Unia Janikowo - Prokom Arka Gdynia 1:2 (0:0). Bramki: Filipek (61.) - Bazler (52.), Wachowicz (108.). Unia: Wróbel - Warczachowski, Drajer, Mysiak, Witkowski - Kalinowski, Bekas, Filipek Ż CZ , Pawlak (76. Wrzesiński) - Niedbała (59. Nowosielski), Tarnowski.

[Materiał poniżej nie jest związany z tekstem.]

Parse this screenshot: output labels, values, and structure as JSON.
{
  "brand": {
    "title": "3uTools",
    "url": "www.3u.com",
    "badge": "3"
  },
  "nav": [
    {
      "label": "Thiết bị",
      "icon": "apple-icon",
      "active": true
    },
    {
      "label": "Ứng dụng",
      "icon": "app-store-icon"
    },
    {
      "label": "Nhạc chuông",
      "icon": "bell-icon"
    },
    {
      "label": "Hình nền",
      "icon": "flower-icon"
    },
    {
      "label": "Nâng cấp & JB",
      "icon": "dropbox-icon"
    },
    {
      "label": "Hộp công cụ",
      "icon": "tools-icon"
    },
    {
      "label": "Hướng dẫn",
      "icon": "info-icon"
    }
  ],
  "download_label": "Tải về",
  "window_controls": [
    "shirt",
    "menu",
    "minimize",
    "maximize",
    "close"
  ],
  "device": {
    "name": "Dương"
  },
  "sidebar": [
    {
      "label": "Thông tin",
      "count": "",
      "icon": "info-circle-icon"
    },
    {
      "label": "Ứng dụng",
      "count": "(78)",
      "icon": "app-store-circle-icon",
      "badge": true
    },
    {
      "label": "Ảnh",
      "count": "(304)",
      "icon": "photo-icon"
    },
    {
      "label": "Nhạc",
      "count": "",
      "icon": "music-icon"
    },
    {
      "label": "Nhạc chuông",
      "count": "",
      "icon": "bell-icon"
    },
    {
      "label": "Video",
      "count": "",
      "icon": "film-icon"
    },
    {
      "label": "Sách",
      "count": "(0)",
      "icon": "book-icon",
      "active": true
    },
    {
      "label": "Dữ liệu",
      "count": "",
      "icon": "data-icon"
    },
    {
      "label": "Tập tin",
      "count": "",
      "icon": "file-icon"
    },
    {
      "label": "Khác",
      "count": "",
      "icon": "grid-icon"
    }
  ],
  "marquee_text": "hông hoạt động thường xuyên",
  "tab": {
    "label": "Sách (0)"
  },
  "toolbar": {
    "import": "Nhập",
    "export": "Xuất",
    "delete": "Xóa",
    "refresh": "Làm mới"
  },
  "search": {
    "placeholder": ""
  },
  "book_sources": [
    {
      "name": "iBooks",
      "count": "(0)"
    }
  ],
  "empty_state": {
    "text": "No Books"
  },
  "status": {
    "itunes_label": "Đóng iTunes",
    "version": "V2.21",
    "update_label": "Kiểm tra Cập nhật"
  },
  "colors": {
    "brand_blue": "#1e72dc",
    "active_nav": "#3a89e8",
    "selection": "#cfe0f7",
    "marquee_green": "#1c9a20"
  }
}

Arka: Witkowski - Kowalski Ż (117. Baster), Sobieraj Ż , Weinar, Sokołowski - Mazurkiewicz Ż , Moskalewicz, Łabędzki Ż (105. Wróblewski) - Wachowicz Ż , Niciński, Bazler (119. Karwan).

Pozostałe wyniki 1/16 finału: GKS Tychy - Odra Wodzisław, Jagiellonia Białystok - Widzew Łódź 2:4, Pogoń Oleśnica - Wisła Płock 0:3, Polonia Warszawa - Lech Poznań 3:2, Znicz Pruszków - Cracovia 2:5, Victoria Koronowo - Zagłębie Lubin 0:3, Odra Opole - GKS Bełchatów 1:0, Jeziorak Iława - Groclin Grodzisk 1:2, Sandecja II Nowy Sącz - Legia Warszawa 0:4, Start Otwock - ŁKS Łódź 0:1, Stal Stalowa Wola - Pogoń Szczecin 3:0 (walkower). Mecze Śląsk Wrocław - Wisła Kraków i Ruch Chorzów - Górnik Łęczna zakończyły się po zamknięciu "Gazety". Mecz Korona Kielce - Zagłębie Sosnowiec odbędzie się 10 października.